Конвой ушел. Стиб осмотрел двери коридора. Они были заперты, и у оконца каждой стояли часовые. Путешественники осмотрели комнаты. Они были малы и тесны, с самой простой обстановкой. Общей комнаты не было, не было и механического переводчика и трубы для вызова кушаний. Только комната Сидонии была несколько больше других и роскошнее обставлена. У нее стояло зеркало. У других не было ничего, кроме постели, стола, стула и умывальника. Словом, они были в тюрьме, самой обыкновенной тюрьме. Стиб воскликнул:
— Шестая комната предназначается для Тома. Они надеются его поймать. Молодец мальчишка! Он не теряет времени даром. Из него выйдет чудесный репортер. Но хотел бы я знать, для кого отведена седьмая клетка?

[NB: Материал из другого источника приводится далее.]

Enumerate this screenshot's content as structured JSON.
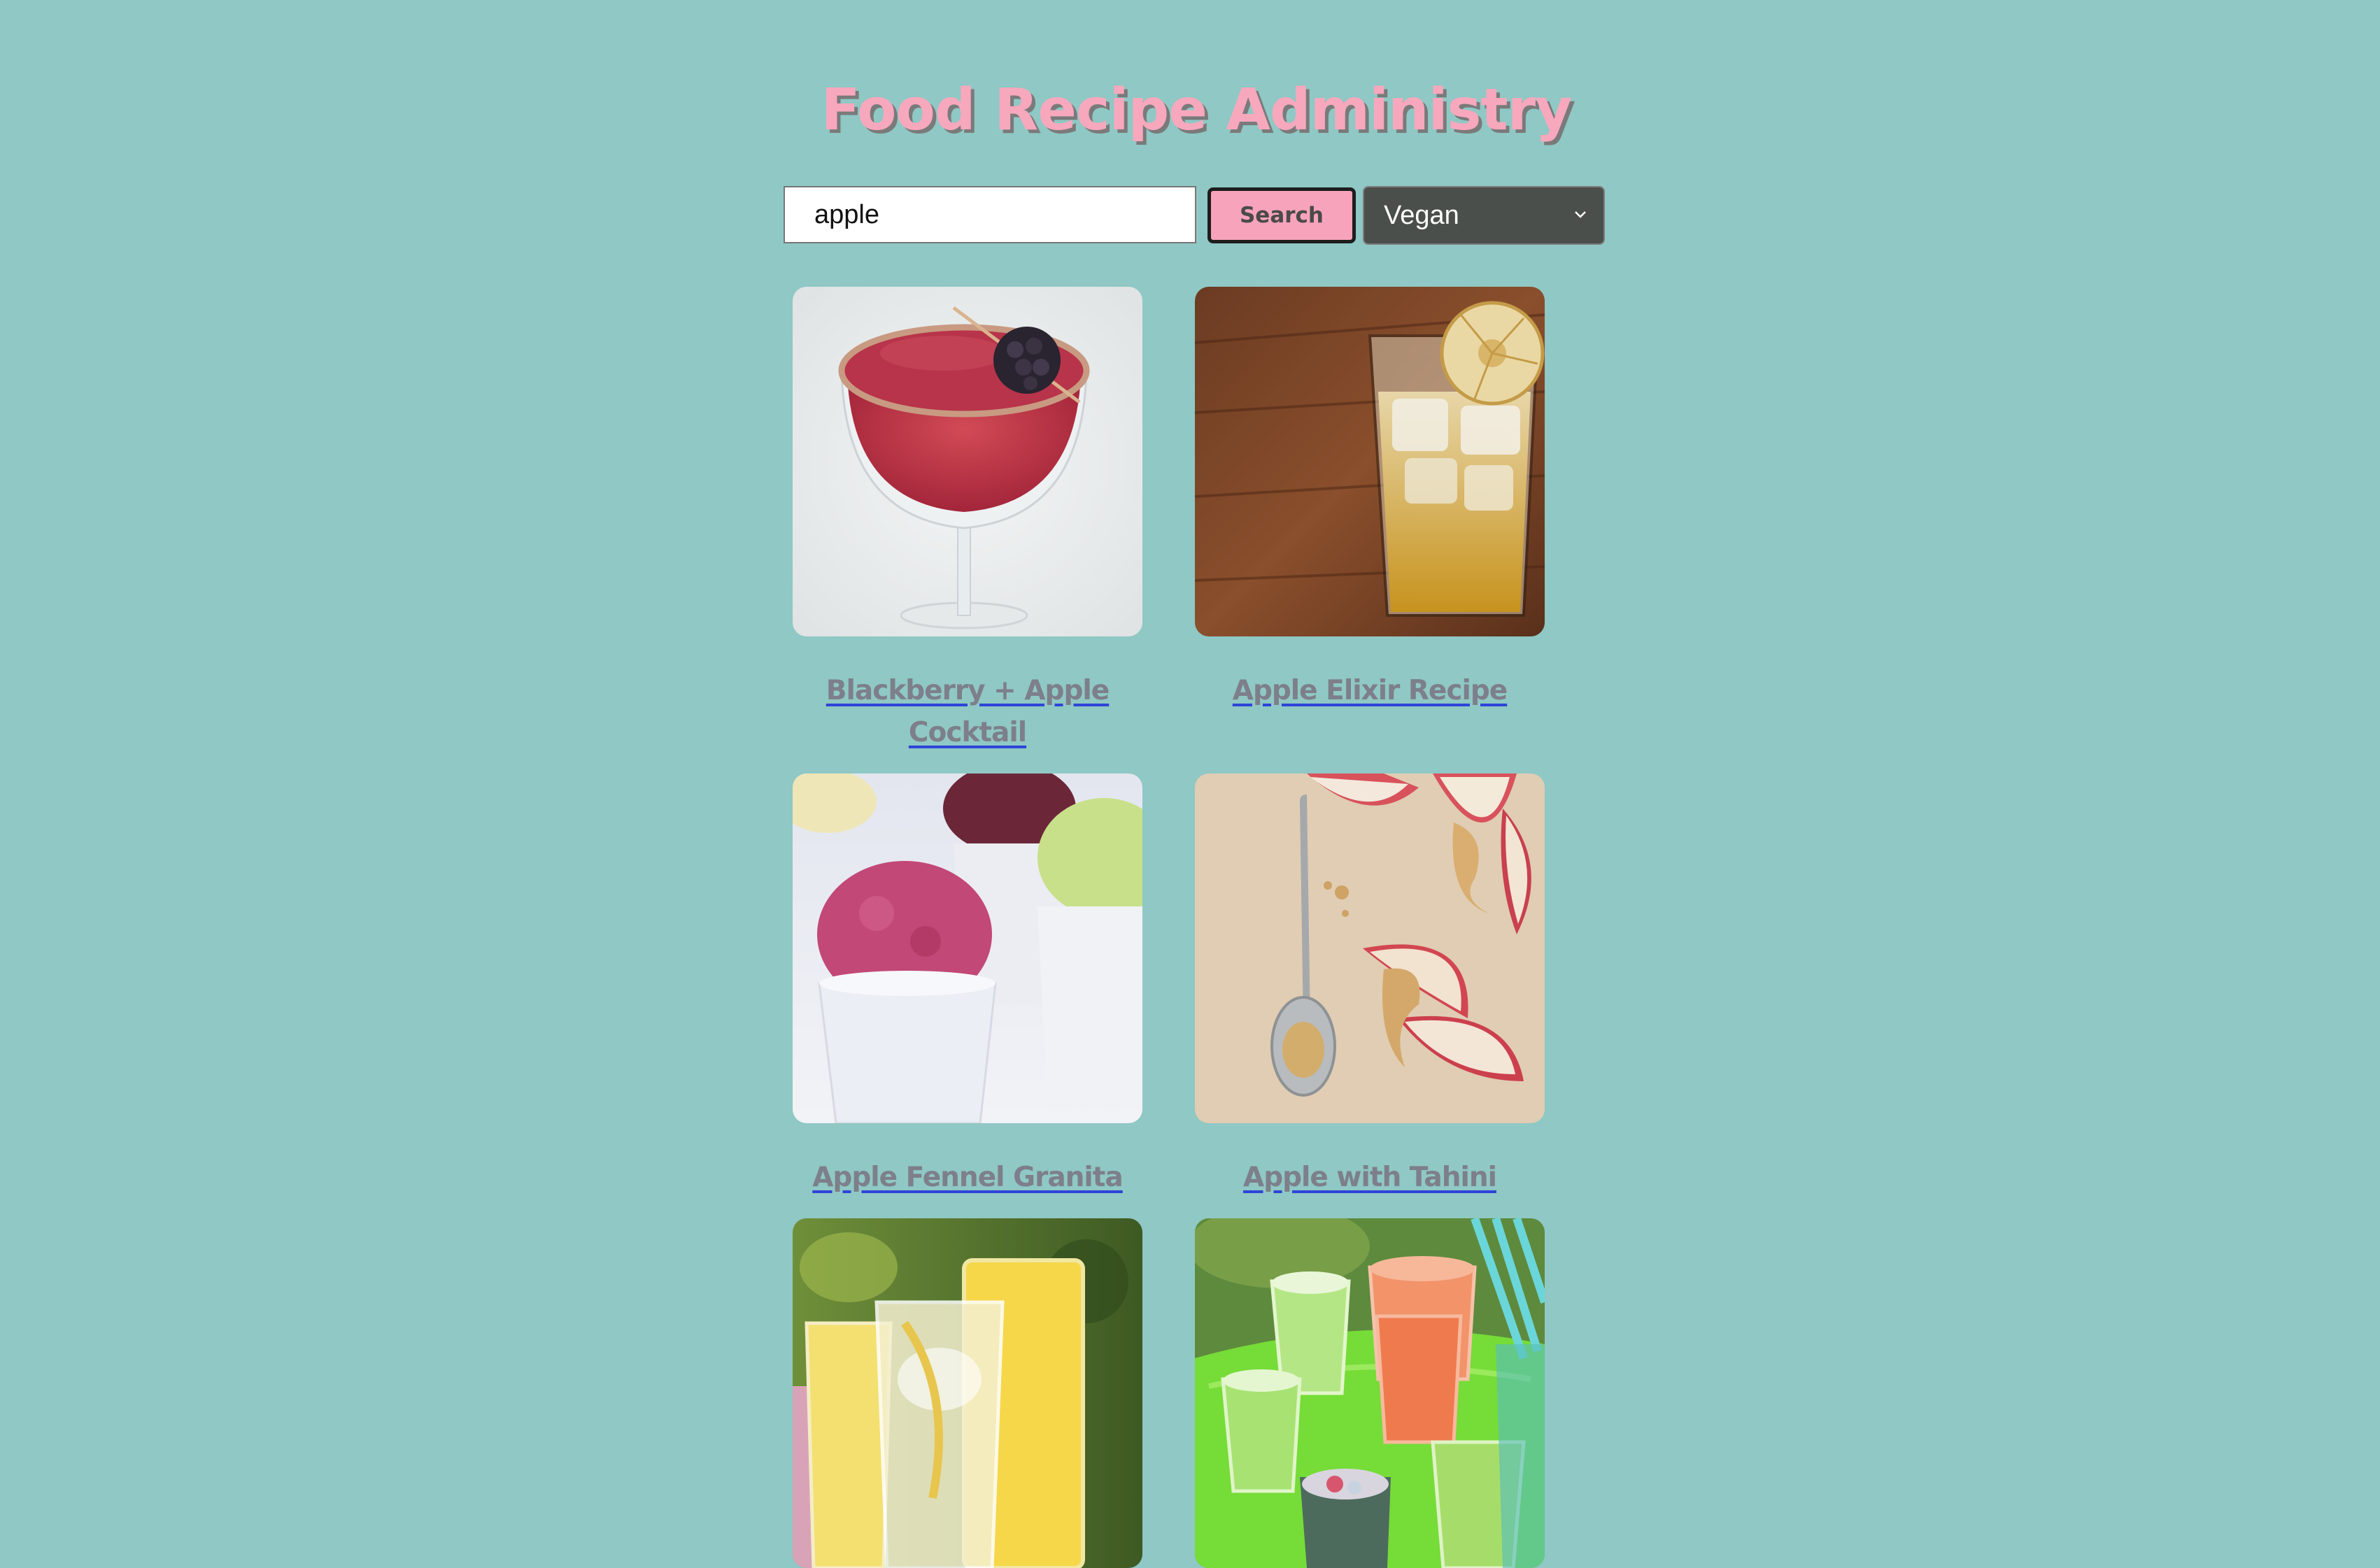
{
  "header": {
    "title": "Food Recipe Administry"
  },
  "search": {
    "value": "apple",
    "button_label": "Search",
    "diet_selected": "Vegan"
  },
  "recipes": [
    {
      "title": "Blackberry + Apple Cocktail",
      "image": "red cocktail with blackberry garnish"
    },
    {
      "title": "Apple Elixir Recipe",
      "image": "iced apple drink with dried apple chip"
    },
    {
      "title": "Apple Fennel Granita",
      "image": "cups of colorful granita"
    },
    {
      "title": "Apple with Tahini",
      "image": "apple slices with tahini drizzle and spoon"
    },
    {
      "title": "",
      "image": "yellow juice glasses"
    },
    {
      "title": "",
      "image": "green and red drinks on green tray"
    }
  ],
  "colors": {
    "background": "#8fc8c4",
    "accent_pink": "#f7a8bd",
    "link_underline": "#2f44d8",
    "select_bg": "#4b4f4b"
  }
}
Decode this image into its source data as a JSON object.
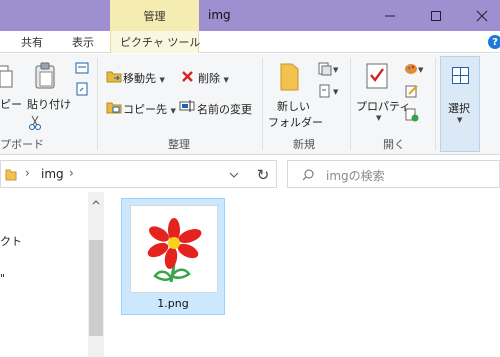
{
  "titlebar": {
    "context_tab": "管理",
    "title": "img"
  },
  "ribbon_tabs": {
    "share": "共有",
    "view": "表示",
    "picture_tools": "ピクチャ ツール",
    "help": "?"
  },
  "clipboard": {
    "copy_label": "ピー",
    "paste_label": "貼り付け",
    "group_label": "プボード"
  },
  "organize": {
    "move_to": "移動先",
    "copy_to": "コピー先",
    "delete": "削除",
    "rename": "名前の変更",
    "group_label": "整理"
  },
  "new_group": {
    "new_folder_line1": "新しい",
    "new_folder_line2": "フォルダー",
    "group_label": "新規"
  },
  "open_group": {
    "properties": "プロパティ",
    "group_label": "開く"
  },
  "select_group": {
    "select": "選択"
  },
  "address": {
    "path": "img"
  },
  "search": {
    "placeholder": "imgの検索"
  },
  "nav_pane": {
    "item1": "クト",
    "item2": "\""
  },
  "files": [
    {
      "name": "1.png"
    }
  ],
  "colors": {
    "titlebar": "#9e8fd0",
    "context_tab": "#f4ecb0",
    "selection": "#cce8ff"
  }
}
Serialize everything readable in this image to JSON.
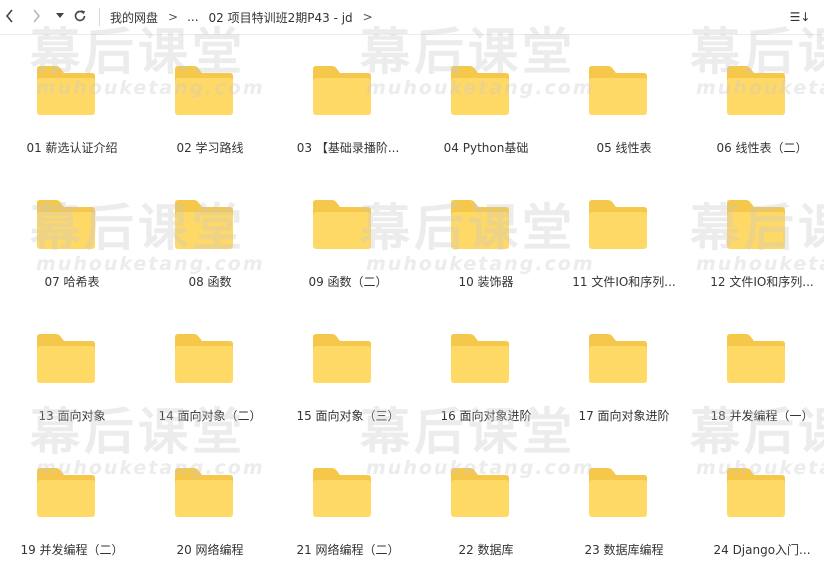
{
  "toolbar": {
    "back_icon": "chevron-left-icon",
    "forward_icon": "chevron-right-icon",
    "history_icon": "caret-down-icon",
    "refresh_icon": "refresh-icon",
    "view_label": "☰↓"
  },
  "breadcrumb": {
    "root": "我的网盘",
    "ellipsis": "...",
    "current": "02 项目特训班2期P43 - jd",
    "separator": ">"
  },
  "watermark": {
    "main": "幕后课堂",
    "sub": "muhouketang.com"
  },
  "folders": [
    {
      "name": "01 薪选认证介绍"
    },
    {
      "name": "02 学习路线"
    },
    {
      "name": "03 【基础录播阶..."
    },
    {
      "name": "04 Python基础"
    },
    {
      "name": "05 线性表"
    },
    {
      "name": "06 线性表（二）"
    },
    {
      "name": "07 哈希表"
    },
    {
      "name": "08 函数"
    },
    {
      "name": "09 函数（二）"
    },
    {
      "name": "10 装饰器"
    },
    {
      "name": "11 文件IO和序列..."
    },
    {
      "name": "12 文件IO和序列..."
    },
    {
      "name": "13 面向对象"
    },
    {
      "name": "14 面向对象（二）"
    },
    {
      "name": "15 面向对象（三）"
    },
    {
      "name": "16 面向对象进阶"
    },
    {
      "name": "17 面向对象进阶"
    },
    {
      "name": "18 并发编程（一）"
    },
    {
      "name": "19 并发编程（二）"
    },
    {
      "name": "20 网络编程"
    },
    {
      "name": "21 网络编程（二）"
    },
    {
      "name": "22 数据库"
    },
    {
      "name": "23 数据库编程"
    },
    {
      "name": "24 Django入门..."
    }
  ],
  "colors": {
    "folder_back": "#F5C84C",
    "folder_front": "#FFD966",
    "text": "#333333"
  }
}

— Вы думаете, что атланты, строя тюрьму, заранее знали, сколько нас свалится с неба? — иронически спросил его лорд. — Не проще ли предположить, что число семь у них священно даже при распределении арестантов? Недаром у них семь небес.
Профессор горестно воскликнул:
— Милорд! Суетные и легкомысленные земные образы владеют вами даже в такую минуту, и вы не замечаете, что ваши шутки звучат как кощунство. Не следовало ли бы нам, помолясь, совместно обсудить наше положение? Что означают слова арестовавшего нас? Наша судьба скоро решится. Я думаю, нас будут допрашивать. Как нам держаться?
— Я вижу, что ваши мысли еще суетнее моих, потому что они бесполезны и совсем не веселят, — ответил лорд.
Бриггс мрачно оглядел всех и упрямым голосом заявил:
— Что касается меня, я убежден, что с нами поступают по закону. Кто мы такие, в самом деле, как не эмигранты, хотя бы и случайные? Они вправе не желать нашего пребывания здесь. Но в законы я верю…
— В особенности, если нас утопят, — подхватил Стиб. — Не все ли равно тогда: по закону или нет?
Бриггс еще сильнее нахмурился:
— С вами, мистер Стиб, я вообще не могу разговаривать. Вы закоренелый преступник.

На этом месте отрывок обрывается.